Dal nostro inviato speciale GILBERTO SCALABRINI

1FOLIGNO – Le polemiche dopo la morte di Wind of Passion non si placano, anzi continuano ad infuriare. Tutti chiedono chiarezza. Non solo gli animalisti ma anche gente comune e quintanari. In tanti si scagliano contro la commissione veterinaria che ha dato l’Ok per far correre il purosangue, prchè -sostengono- un nodello compromesso agli arti anteriori non poteva passare inosservato. Pertanto, sostengono che era una morte annunciato, perchè quel nodello prima o poi sarebbe scoppiato , visto lo sforzo a cui i cavali sono  sottoposti per la gara è molto duro.

2Altri ancora affermano che sarebbe stato opportuno sospendere il Palio, perchè gli addetti ai lavori avrebbero capito subito la gravità della situazione e che la tragedia era ormai compiuta subito dopo la caduta di Wind of Passion. C’è poi chi si augura che l’inutile sacrificio di questo bellissimo cavallo serva a riflettere su decisioni che spesso vanno contro la dignità sportiva di una gara che rievoca un evento di quattro secoli fa.

4«Appare evidente – sostiene Lorenzo Croce presidente di Aidaa (Associazione Italiana Difesa Animali e Ambiente) – che ci siano situazioni che meritano non solo un approfondimento ma sopratutto uno stop immediato. Occorre che da subito i ministeri della Salute e dello Sport aprano un tavolo per delle nuove regole per la sicurezza nelle competizioni e nei palii e che quelli a rischio vengano bloccati subito per decreto. Noi avevamo gia proposto anni fà delle nuove regole, forse è il caso che chi le ha messe nel cassetto le riprenda in mano e si abbia il coraggio di dire basta per sempre alle competizioni pericolose, la vita di un cavallo è più importante di qualunque tradizione».

5Il Presidente Croce nutre diversi dubbi sulle cause della morte per arresto cardiaco di Wind of Passion e per la verifica delle quali l’AIDAA ha chiesto  una task force congiunta dei ministeri. Sulle visite veterinarie è esplicito: “Vogliamo avere notizie sulle visite pre corsa  e ci piacerebbe sapere se il cavallo aveva dei problemi e se si come mai ha partecipato alla gara. Inoltre chiediamo che l’autopsia sia fatto da un ente terzo e che si verifichi che questo cavallo non abbia assunto sostanze forse dopanti o che comunque possano aver concorso come concause della morte.  Ci aspettiamo notizie certe e concrete sul passato veterinario di questo purosangue”.

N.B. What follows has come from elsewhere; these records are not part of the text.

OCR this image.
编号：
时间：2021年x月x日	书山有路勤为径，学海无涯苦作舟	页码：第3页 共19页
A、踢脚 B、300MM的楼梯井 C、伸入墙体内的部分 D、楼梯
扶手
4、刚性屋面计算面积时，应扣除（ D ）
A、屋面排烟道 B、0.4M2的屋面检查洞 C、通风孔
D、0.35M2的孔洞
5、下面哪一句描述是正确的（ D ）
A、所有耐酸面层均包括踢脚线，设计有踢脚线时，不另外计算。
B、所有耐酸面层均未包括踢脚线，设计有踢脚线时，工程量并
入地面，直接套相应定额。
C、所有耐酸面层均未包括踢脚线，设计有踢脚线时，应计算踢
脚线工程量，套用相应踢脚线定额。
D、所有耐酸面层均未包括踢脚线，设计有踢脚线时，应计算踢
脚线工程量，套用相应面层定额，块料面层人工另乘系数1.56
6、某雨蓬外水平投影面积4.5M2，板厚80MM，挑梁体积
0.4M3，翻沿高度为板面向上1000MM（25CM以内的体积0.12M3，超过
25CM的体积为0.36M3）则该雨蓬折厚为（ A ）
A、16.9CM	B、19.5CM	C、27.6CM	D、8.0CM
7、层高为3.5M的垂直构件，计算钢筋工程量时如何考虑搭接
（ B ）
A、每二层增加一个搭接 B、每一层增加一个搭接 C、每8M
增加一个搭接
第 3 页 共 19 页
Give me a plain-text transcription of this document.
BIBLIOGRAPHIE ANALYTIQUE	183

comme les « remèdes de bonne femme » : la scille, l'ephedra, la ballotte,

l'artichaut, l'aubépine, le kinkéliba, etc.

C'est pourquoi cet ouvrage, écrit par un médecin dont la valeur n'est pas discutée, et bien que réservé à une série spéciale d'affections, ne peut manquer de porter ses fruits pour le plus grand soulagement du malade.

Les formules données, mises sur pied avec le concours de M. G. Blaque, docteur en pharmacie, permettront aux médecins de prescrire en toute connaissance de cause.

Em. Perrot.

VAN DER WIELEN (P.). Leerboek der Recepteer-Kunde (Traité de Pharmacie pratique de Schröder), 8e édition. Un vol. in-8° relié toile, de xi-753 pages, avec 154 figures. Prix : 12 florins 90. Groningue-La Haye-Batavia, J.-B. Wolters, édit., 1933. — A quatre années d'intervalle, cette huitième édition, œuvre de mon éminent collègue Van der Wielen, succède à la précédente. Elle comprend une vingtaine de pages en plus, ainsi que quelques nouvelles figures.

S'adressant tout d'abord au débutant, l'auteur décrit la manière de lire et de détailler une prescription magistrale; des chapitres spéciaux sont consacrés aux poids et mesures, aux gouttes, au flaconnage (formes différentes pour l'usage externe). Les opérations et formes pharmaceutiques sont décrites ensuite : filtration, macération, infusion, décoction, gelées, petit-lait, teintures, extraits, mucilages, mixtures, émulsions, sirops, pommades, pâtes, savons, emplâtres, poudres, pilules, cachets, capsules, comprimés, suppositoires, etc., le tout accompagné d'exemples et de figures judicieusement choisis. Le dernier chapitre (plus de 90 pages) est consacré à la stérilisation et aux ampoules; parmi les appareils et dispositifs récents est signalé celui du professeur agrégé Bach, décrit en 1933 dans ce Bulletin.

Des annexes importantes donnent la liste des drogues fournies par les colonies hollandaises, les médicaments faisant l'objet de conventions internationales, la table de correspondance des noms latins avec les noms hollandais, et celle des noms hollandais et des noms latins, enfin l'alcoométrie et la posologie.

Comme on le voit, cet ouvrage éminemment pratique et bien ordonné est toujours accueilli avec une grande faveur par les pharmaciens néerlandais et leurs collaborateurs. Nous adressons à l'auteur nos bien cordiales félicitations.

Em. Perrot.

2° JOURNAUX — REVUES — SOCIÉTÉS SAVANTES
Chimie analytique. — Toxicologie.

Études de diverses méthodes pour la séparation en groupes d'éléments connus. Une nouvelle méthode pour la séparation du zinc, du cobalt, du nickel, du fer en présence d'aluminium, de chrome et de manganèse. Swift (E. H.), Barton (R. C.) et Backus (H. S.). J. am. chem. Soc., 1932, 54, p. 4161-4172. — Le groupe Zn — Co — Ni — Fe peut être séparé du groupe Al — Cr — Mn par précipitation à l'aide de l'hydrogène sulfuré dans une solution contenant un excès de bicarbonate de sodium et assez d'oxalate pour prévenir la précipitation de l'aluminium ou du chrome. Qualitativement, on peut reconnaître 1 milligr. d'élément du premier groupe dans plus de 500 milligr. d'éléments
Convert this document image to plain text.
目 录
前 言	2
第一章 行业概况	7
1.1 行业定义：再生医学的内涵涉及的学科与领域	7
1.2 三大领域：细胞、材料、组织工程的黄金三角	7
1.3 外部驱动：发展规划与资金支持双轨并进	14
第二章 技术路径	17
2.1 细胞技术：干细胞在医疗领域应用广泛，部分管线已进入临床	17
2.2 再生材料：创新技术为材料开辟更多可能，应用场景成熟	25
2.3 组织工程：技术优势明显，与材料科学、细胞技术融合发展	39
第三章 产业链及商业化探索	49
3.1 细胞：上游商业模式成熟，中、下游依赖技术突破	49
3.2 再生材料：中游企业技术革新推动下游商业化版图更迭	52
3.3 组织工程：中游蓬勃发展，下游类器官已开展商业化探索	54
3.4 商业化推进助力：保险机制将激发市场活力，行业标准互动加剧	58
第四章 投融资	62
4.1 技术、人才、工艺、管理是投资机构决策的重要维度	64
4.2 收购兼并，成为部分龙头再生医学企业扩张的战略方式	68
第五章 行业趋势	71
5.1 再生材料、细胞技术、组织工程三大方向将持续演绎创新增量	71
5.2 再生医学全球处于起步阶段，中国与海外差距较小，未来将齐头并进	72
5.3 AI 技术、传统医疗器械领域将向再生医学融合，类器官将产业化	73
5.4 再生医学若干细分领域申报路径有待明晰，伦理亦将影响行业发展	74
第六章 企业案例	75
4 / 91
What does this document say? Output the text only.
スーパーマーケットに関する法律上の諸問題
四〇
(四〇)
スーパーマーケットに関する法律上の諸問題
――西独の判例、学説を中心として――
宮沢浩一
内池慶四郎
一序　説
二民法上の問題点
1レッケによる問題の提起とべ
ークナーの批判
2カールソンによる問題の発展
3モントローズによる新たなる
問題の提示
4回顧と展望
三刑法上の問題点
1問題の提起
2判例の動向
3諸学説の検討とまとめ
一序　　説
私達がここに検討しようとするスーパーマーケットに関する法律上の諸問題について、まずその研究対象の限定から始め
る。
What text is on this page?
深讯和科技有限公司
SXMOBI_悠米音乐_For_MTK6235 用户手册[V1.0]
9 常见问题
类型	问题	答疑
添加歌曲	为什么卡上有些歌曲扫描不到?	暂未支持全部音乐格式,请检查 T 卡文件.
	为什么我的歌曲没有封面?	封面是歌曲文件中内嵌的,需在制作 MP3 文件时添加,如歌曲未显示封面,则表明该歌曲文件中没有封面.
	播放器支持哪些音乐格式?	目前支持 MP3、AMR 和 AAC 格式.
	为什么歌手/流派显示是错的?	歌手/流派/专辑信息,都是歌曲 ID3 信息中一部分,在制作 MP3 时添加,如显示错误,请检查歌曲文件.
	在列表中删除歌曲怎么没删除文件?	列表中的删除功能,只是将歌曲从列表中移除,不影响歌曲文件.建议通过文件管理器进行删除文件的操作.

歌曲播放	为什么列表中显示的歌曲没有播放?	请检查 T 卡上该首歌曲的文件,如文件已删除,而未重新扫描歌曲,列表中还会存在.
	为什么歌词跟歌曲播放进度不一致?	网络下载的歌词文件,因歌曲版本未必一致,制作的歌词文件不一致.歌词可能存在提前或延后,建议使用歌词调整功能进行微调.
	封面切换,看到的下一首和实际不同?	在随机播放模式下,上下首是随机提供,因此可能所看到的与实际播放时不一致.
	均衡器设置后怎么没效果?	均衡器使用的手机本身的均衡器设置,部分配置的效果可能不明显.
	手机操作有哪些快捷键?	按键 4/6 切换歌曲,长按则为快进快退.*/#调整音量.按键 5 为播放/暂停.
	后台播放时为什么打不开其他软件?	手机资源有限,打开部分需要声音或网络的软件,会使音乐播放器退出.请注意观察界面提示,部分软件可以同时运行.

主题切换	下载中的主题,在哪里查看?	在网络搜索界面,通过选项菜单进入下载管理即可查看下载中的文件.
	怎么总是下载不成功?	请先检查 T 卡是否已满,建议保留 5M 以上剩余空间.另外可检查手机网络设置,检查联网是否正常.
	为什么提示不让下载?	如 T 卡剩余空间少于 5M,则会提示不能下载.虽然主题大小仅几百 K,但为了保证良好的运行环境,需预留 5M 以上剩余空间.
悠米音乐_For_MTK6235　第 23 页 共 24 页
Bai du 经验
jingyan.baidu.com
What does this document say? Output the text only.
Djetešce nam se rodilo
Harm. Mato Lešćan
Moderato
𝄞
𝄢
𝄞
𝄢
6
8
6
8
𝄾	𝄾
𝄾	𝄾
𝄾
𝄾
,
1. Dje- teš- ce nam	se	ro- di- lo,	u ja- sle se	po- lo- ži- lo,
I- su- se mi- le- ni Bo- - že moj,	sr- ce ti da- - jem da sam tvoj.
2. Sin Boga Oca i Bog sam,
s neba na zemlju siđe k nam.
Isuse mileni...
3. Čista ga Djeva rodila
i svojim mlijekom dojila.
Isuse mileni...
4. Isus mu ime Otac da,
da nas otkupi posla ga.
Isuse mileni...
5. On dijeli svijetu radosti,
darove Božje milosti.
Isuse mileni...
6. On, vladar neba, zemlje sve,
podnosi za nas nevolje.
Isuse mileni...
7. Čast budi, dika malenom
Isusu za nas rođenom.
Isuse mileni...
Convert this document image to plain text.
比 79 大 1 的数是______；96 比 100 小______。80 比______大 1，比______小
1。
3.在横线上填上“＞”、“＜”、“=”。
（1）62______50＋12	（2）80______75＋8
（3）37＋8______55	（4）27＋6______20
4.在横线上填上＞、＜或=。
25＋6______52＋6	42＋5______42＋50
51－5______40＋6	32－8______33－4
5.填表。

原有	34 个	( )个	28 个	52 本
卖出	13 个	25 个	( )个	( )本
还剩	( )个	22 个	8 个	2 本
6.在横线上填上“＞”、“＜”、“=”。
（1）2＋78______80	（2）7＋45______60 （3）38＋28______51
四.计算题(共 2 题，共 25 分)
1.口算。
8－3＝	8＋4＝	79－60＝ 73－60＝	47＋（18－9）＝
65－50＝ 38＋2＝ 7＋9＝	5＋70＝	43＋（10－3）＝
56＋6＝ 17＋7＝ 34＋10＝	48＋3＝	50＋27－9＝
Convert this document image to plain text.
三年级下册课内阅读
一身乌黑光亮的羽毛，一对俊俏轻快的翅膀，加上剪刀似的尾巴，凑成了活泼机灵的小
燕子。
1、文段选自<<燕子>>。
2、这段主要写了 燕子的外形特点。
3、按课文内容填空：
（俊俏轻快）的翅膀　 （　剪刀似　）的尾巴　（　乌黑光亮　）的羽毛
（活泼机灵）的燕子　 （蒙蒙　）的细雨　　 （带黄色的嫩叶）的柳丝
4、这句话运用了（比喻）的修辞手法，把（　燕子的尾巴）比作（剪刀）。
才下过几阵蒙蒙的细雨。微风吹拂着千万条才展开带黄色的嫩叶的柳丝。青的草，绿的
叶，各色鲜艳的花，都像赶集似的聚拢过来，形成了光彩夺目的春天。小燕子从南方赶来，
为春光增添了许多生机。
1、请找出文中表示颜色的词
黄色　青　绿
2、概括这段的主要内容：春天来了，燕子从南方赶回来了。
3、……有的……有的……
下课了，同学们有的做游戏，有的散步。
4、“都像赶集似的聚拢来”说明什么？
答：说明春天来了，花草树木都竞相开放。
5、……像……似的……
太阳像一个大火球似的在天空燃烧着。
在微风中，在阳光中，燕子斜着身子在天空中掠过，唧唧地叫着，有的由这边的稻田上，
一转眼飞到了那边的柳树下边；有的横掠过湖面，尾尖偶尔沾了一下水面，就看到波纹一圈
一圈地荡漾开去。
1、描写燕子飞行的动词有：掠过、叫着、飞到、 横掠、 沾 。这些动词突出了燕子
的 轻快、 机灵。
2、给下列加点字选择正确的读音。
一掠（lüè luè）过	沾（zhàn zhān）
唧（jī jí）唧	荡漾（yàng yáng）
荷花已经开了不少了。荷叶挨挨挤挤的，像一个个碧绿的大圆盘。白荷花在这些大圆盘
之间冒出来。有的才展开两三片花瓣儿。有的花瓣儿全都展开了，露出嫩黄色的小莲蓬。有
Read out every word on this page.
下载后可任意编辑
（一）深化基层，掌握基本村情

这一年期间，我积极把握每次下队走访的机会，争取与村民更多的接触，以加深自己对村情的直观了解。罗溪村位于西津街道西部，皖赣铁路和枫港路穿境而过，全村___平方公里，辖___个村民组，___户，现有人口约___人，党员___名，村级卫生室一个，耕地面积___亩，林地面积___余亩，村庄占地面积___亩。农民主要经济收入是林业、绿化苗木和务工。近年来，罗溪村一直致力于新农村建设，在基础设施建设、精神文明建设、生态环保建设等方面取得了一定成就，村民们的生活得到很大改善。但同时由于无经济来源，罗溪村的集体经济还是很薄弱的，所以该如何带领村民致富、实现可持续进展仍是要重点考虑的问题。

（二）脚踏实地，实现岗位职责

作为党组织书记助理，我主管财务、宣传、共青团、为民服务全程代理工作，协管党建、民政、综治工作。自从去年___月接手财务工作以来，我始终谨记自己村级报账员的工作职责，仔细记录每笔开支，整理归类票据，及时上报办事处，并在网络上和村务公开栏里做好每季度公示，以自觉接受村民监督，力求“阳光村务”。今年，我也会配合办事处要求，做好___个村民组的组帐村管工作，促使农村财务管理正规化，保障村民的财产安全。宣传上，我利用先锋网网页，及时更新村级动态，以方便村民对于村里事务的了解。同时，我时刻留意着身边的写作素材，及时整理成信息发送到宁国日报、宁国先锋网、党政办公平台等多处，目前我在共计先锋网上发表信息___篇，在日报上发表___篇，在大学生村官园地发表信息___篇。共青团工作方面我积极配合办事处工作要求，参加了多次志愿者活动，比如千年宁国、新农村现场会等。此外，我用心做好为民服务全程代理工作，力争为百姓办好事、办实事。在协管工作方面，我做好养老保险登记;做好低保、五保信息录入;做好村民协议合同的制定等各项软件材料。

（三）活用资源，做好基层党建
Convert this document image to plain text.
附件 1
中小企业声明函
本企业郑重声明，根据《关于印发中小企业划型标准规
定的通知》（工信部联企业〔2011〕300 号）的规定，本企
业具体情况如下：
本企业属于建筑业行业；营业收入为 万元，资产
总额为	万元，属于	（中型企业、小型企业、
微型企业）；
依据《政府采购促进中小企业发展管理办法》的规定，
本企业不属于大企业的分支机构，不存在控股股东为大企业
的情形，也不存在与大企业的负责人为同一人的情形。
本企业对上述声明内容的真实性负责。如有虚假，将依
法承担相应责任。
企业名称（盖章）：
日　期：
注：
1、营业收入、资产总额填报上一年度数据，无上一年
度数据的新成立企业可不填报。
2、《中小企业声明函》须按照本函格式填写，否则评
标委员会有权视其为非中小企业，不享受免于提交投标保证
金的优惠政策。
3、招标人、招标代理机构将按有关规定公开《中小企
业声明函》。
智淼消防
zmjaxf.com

3Massimo Gubbini, il cavaliere del Rione Giotti, che ha riportato nella caduta con Winjd of Passion una brutta frattura al metacarpo della mano destra, afferma che “è un incidente senza spiegazione e senza motivo, tanto che sono rimasti sorpresi anche gli stessi veterinari ed è la prima volta che gli succede una cosa del genere”. Chiarisce che Wind of Passion ha subito un intervento due anni fa all’anteriore sinistro e che, dopo il riposo e le terapie necessarie, è tornato a correre come fanno tutti i grandi atleti sportivi. Insomma, una tragica e, imprevedibile fatalità.  Con la voce rotta dall’emozione conclude:“Per me è stato come perdere un amico. Anzi, di più di un amico, perchè con il cavallo si instaura un feeling  profondissimo e il cuore batte all’unisono. E ‘ un amico che a differenza degli uomini, ti da tutta l’anima e tutto il cuore, e senza pretendere nulla”.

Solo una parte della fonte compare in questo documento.